The term Purrington Murders derives from the name of the perpetrator, one Captain James Scales Purrington (also known as Purinton and Purrinton), who until that day had been a respected citizen and a big part of life in small town Maine. Captain Purrington had moved his family to the Ballard neighborhood, a quiet suburb of Augusta, in August of 1805. Over the intervening months, the family settled into small town life, made friends and integrated themselves into the neighborhood.

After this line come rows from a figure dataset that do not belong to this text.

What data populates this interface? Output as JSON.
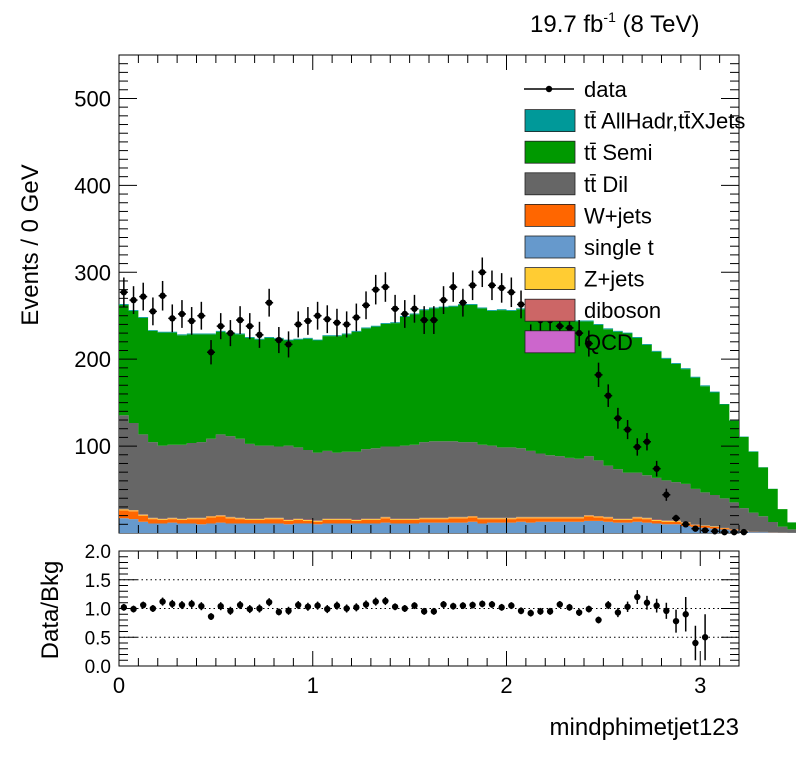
{
  "header": {
    "lumi": "19.7 fb",
    "lumi_exp": "-1",
    "energy": " (8 TeV)"
  },
  "chart_data": [
    {
      "type": "area",
      "title": "",
      "xlabel": "",
      "ylabel": "Events / 0 GeV",
      "xlim": [
        0,
        3.2
      ],
      "ylim": [
        0,
        550
      ],
      "yticks": [
        "100",
        "200",
        "300",
        "400",
        "500"
      ],
      "yticks_values": [
        100,
        200,
        300,
        400,
        500
      ],
      "bin_width": 0.05,
      "bins_start": 0,
      "stacking_order": [
        "W+jets",
        "single t",
        "Z+jets",
        "diboson",
        "QCD",
        "tt Dil",
        "tt Semi",
        "tt AllHadr,ttXJets"
      ],
      "legend_position": "top-right",
      "legend": [
        {
          "label": "data",
          "kind": "marker",
          "color": "#000000"
        },
        {
          "label": "tt̄ AllHadr,tt̄XJets",
          "kind": "box",
          "color": "#009999"
        },
        {
          "label": "tt̄ Semi",
          "kind": "box",
          "color": "#009900"
        },
        {
          "label": "tt̄ Dil",
          "kind": "box",
          "color": "#666666"
        },
        {
          "label": "W+jets",
          "kind": "box",
          "color": "#ff6600"
        },
        {
          "label": "single t",
          "kind": "box",
          "color": "#6699cc"
        },
        {
          "label": "Z+jets",
          "kind": "box",
          "color": "#ffcc33"
        },
        {
          "label": "diboson",
          "kind": "box",
          "color": "#cc6666"
        },
        {
          "label": "QCD",
          "kind": "box",
          "color": "#cc66cc"
        }
      ],
      "series": [
        {
          "name": "single t",
          "color": "#6699cc",
          "values": [
            17,
            16,
            13,
            11,
            11,
            12,
            11,
            11,
            10,
            11,
            12,
            11,
            11,
            11,
            11,
            11,
            11,
            10,
            11,
            11,
            10,
            11,
            11,
            11,
            11,
            11,
            11,
            12,
            11,
            11,
            11,
            12,
            12,
            12,
            12,
            12,
            13,
            11,
            12,
            12,
            12,
            13,
            12,
            13,
            13,
            13,
            13,
            13,
            14,
            14,
            13,
            12,
            12,
            13,
            12,
            11,
            10,
            10,
            8,
            7,
            6,
            5,
            4,
            3,
            2,
            1,
            1,
            0.5,
            0.3,
            0.1
          ]
        },
        {
          "name": "W+jets",
          "color": "#ff6600",
          "values": [
            9,
            9,
            7,
            5,
            4,
            4,
            4,
            5,
            6,
            7,
            7,
            6,
            5,
            4,
            4,
            5,
            5,
            4,
            4,
            3,
            3,
            4,
            4,
            4,
            3,
            4,
            4,
            5,
            4,
            4,
            4,
            4,
            4,
            4,
            5,
            5,
            5,
            5,
            4,
            4,
            4,
            4,
            5,
            4,
            4,
            4,
            4,
            4,
            5,
            4,
            4,
            3,
            3,
            4,
            4,
            3,
            3,
            3,
            3,
            2,
            2,
            2,
            1.5,
            1,
            0.5,
            0.5,
            0.3,
            0.2,
            0.1,
            0
          ]
        },
        {
          "name": "Z+jets",
          "color": "#ffcc33",
          "values": [
            1,
            1,
            1,
            1,
            1,
            1,
            1,
            1,
            1,
            1,
            1,
            1,
            1,
            1,
            1,
            1,
            1,
            1,
            1,
            1,
            1,
            1,
            1,
            1,
            1,
            1,
            1,
            1,
            1,
            1,
            1,
            1,
            1,
            1,
            1,
            1,
            1,
            1,
            1,
            1,
            1,
            1,
            1,
            1,
            1,
            1,
            1,
            1,
            1,
            1,
            1,
            1,
            1,
            1,
            1,
            1,
            1,
            1,
            1,
            0.5,
            0.5,
            0.5,
            0.3,
            0.2,
            0.1,
            0,
            0,
            0,
            0,
            0
          ]
        },
        {
          "name": "diboson",
          "color": "#cc6666",
          "values": [
            0.5,
            0.5,
            0.5,
            0.5,
            0.5,
            0.5,
            0.5,
            0.5,
            0.5,
            0.5,
            0.5,
            0.5,
            0.5,
            0.5,
            0.5,
            0.5,
            0.5,
            0.5,
            0.5,
            0.5,
            0.5,
            0.5,
            0.5,
            0.5,
            0.5,
            0.5,
            0.5,
            0.5,
            0.5,
            0.5,
            0.5,
            0.5,
            0.5,
            0.5,
            0.5,
            0.5,
            0.5,
            0.5,
            0.5,
            0.5,
            0.5,
            0.5,
            0.5,
            0.5,
            0.5,
            0.5,
            0.5,
            0.5,
            0.5,
            0.5,
            0.5,
            0.5,
            0.5,
            0.5,
            0.5,
            0.5,
            0.5,
            0.5,
            0.5,
            0.3,
            0.3,
            0.2,
            0.1,
            0.1,
            0,
            0,
            0,
            0,
            0,
            0
          ]
        },
        {
          "name": "QCD",
          "color": "#cc66cc",
          "values": [
            0,
            0,
            0,
            0,
            0,
            0,
            0,
            0,
            0,
            0,
            0,
            0,
            0,
            0,
            0,
            0,
            0,
            0,
            0,
            0,
            0,
            0,
            0,
            0,
            0,
            0,
            0,
            0,
            0,
            0,
            0,
            0,
            0,
            0,
            0,
            0,
            0,
            0,
            0,
            0,
            0,
            0,
            0,
            0,
            0,
            0,
            0,
            0,
            0,
            0,
            0,
            0,
            0,
            0,
            0,
            0,
            0,
            0,
            0,
            0,
            0,
            0,
            0,
            0,
            0,
            0,
            0,
            0,
            0,
            0
          ]
        },
        {
          "name": "tt̄ Dil",
          "color": "#666666",
          "values": [
            108,
            100,
            92,
            87,
            84,
            84,
            85,
            86,
            87,
            89,
            93,
            93,
            91,
            86,
            84,
            83,
            82,
            85,
            82,
            80,
            78,
            78,
            76,
            77,
            78,
            80,
            81,
            81,
            83,
            84,
            85,
            87,
            88,
            88,
            87,
            86,
            85,
            84,
            83,
            81,
            81,
            79,
            76,
            73,
            71,
            70,
            68,
            67,
            68,
            64,
            59,
            57,
            53,
            51,
            49,
            48,
            46,
            44,
            44,
            41,
            38,
            36,
            34,
            31,
            26,
            22,
            18,
            12,
            7,
            4
          ]
        },
        {
          "name": "tt̄ Semi",
          "color": "#009900",
          "values": [
            127,
            129,
            134,
            128,
            130,
            129,
            126,
            125,
            124,
            120,
            118,
            118,
            120,
            122,
            122,
            124,
            124,
            121,
            124,
            128,
            129,
            132,
            134,
            135,
            138,
            139,
            140,
            141,
            142,
            148,
            150,
            152,
            153,
            154,
            155,
            158,
            158,
            157,
            155,
            158,
            157,
            160,
            161,
            163,
            163,
            162,
            160,
            158,
            155,
            156,
            157,
            158,
            160,
            155,
            150,
            145,
            140,
            136,
            132,
            128,
            122,
            118,
            108,
            94,
            82,
            70,
            56,
            38,
            20,
            8
          ]
        },
        {
          "name": "tt̄ AllHadr,tt̄XJets",
          "color": "#009999",
          "values": [
            1,
            1,
            1,
            1,
            1,
            1,
            1,
            1,
            1,
            1,
            1,
            1,
            1,
            1,
            1,
            1,
            1,
            1,
            1,
            1,
            1,
            1,
            1,
            1,
            1,
            1,
            1,
            1,
            1,
            1,
            1,
            1,
            1,
            1,
            1,
            1,
            1,
            1,
            1,
            1,
            1,
            1,
            1,
            1,
            1,
            1,
            1,
            1,
            1,
            1,
            1,
            1,
            1,
            1,
            1,
            1,
            1,
            1,
            1,
            1,
            1,
            1,
            0.5,
            0.5,
            0.5,
            0.5,
            0.3,
            0.2,
            0.1,
            0.1
          ]
        },
        {
          "name": "data",
          "color": "#000000",
          "values": [
            277,
            268,
            272,
            255,
            273,
            247,
            252,
            244,
            250,
            208,
            238,
            230,
            245,
            238,
            228,
            265,
            222,
            217,
            240,
            244,
            250,
            246,
            242,
            240,
            248,
            262,
            280,
            283,
            258,
            252,
            258,
            245,
            245,
            268,
            283,
            265,
            285,
            300,
            285,
            282,
            277,
            263,
            225,
            245,
            245,
            238,
            236,
            230,
            218,
            182,
            158,
            132,
            119,
            99,
            105,
            74,
            44,
            17,
            10,
            5,
            3,
            2,
            1,
            1,
            1,
            0,
            0,
            0,
            0,
            0
          ],
          "errors": [
            17,
            16,
            16,
            16,
            17,
            16,
            16,
            16,
            16,
            14,
            15,
            15,
            16,
            15,
            15,
            16,
            15,
            15,
            15,
            16,
            16,
            16,
            16,
            15,
            16,
            16,
            17,
            17,
            16,
            16,
            16,
            16,
            16,
            16,
            17,
            16,
            17,
            17,
            17,
            17,
            17,
            16,
            15,
            16,
            16,
            15,
            15,
            15,
            15,
            14,
            13,
            12,
            11,
            10,
            10,
            9,
            7,
            4,
            3,
            2,
            2,
            1.5,
            1,
            1,
            1,
            0,
            0,
            0,
            0,
            0
          ]
        }
      ]
    },
    {
      "type": "scatter",
      "title": "",
      "xlabel": "mindphimetjet123",
      "ylabel": "Data/Bkg",
      "xlim": [
        0,
        3.2
      ],
      "ylim": [
        0,
        2
      ],
      "xticks": [
        "0",
        "1",
        "2",
        "3"
      ],
      "xticks_values": [
        0,
        1,
        2,
        3
      ],
      "yticks": [
        "0.0",
        "0.5",
        "1.0",
        "1.5",
        "2.0"
      ],
      "yticks_values": [
        0,
        0.5,
        1.0,
        1.5,
        2.0
      ],
      "reference_lines": [
        0.5,
        1.0,
        1.5
      ],
      "series": [
        {
          "name": "data/bkg",
          "x": [
            0.025,
            0.075,
            0.125,
            0.175,
            0.225,
            0.275,
            0.325,
            0.375,
            0.425,
            0.475,
            0.525,
            0.575,
            0.625,
            0.675,
            0.725,
            0.775,
            0.825,
            0.875,
            0.925,
            0.975,
            1.025,
            1.075,
            1.125,
            1.175,
            1.225,
            1.275,
            1.325,
            1.375,
            1.425,
            1.475,
            1.525,
            1.575,
            1.625,
            1.675,
            1.725,
            1.775,
            1.825,
            1.875,
            1.925,
            1.975,
            2.025,
            2.075,
            2.125,
            2.175,
            2.225,
            2.275,
            2.325,
            2.375,
            2.425,
            2.475,
            2.525,
            2.575,
            2.625,
            2.675,
            2.725,
            2.775,
            2.825,
            2.875,
            2.925,
            2.975,
            3.025
          ],
          "y": [
            1.02,
            0.99,
            1.06,
            1.0,
            1.12,
            1.08,
            1.06,
            1.08,
            1.04,
            0.86,
            1.04,
            0.96,
            1.06,
            0.99,
            1.0,
            1.11,
            0.94,
            0.96,
            1.06,
            1.03,
            1.05,
            0.99,
            1.05,
            1.0,
            1.02,
            1.07,
            1.12,
            1.13,
            1.03,
            1.0,
            1.05,
            0.95,
            0.95,
            1.07,
            1.04,
            1.05,
            1.06,
            1.08,
            1.07,
            1.02,
            1.05,
            0.96,
            0.92,
            0.95,
            0.95,
            1.07,
            1.02,
            0.93,
            0.99,
            0.8,
            1.06,
            0.93,
            1.03,
            1.2,
            1.1,
            1.05,
            0.96,
            0.78,
            0.9,
            0.4,
            0.5
          ],
          "errors": [
            0.06,
            0.06,
            0.06,
            0.06,
            0.07,
            0.07,
            0.07,
            0.07,
            0.07,
            0.06,
            0.07,
            0.07,
            0.07,
            0.07,
            0.07,
            0.07,
            0.06,
            0.07,
            0.07,
            0.07,
            0.07,
            0.07,
            0.07,
            0.07,
            0.07,
            0.07,
            0.07,
            0.07,
            0.06,
            0.06,
            0.06,
            0.06,
            0.06,
            0.06,
            0.06,
            0.06,
            0.06,
            0.06,
            0.06,
            0.06,
            0.06,
            0.06,
            0.06,
            0.06,
            0.06,
            0.06,
            0.06,
            0.06,
            0.06,
            0.06,
            0.07,
            0.08,
            0.09,
            0.12,
            0.12,
            0.12,
            0.14,
            0.2,
            0.3,
            0.3,
            0.4
          ]
        }
      ]
    }
  ]
}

The seeming ease with which Captain Purrington ingratiated himself to the neighbors and settled into Augusta life made what happened next all the more shocking. It was July 9, 1806 when the Ballard neighborhood was shocked by the senseless murder of not only Mrs. Elizabeth Purrington but her six children as well, the youngest being only 18 months (Louisa Purrington). Captain James Purrington murdered almost his entire family with both an axe and razor in their farm on the Old Belgrade Road. The fact that the murderer was their own husband and father was all the more shocking, as was the fact that Capital Purrington took his own life soon after murdering his family.
One of the Purrington children, a young girl named Martha, was able to survive her initial injuries, but she succumbed three weeks later. In the end, only one family member, a son named James, would survive the tragedy. James Purrington was able to escape during the killing spree, and he emerged with only minor injuries.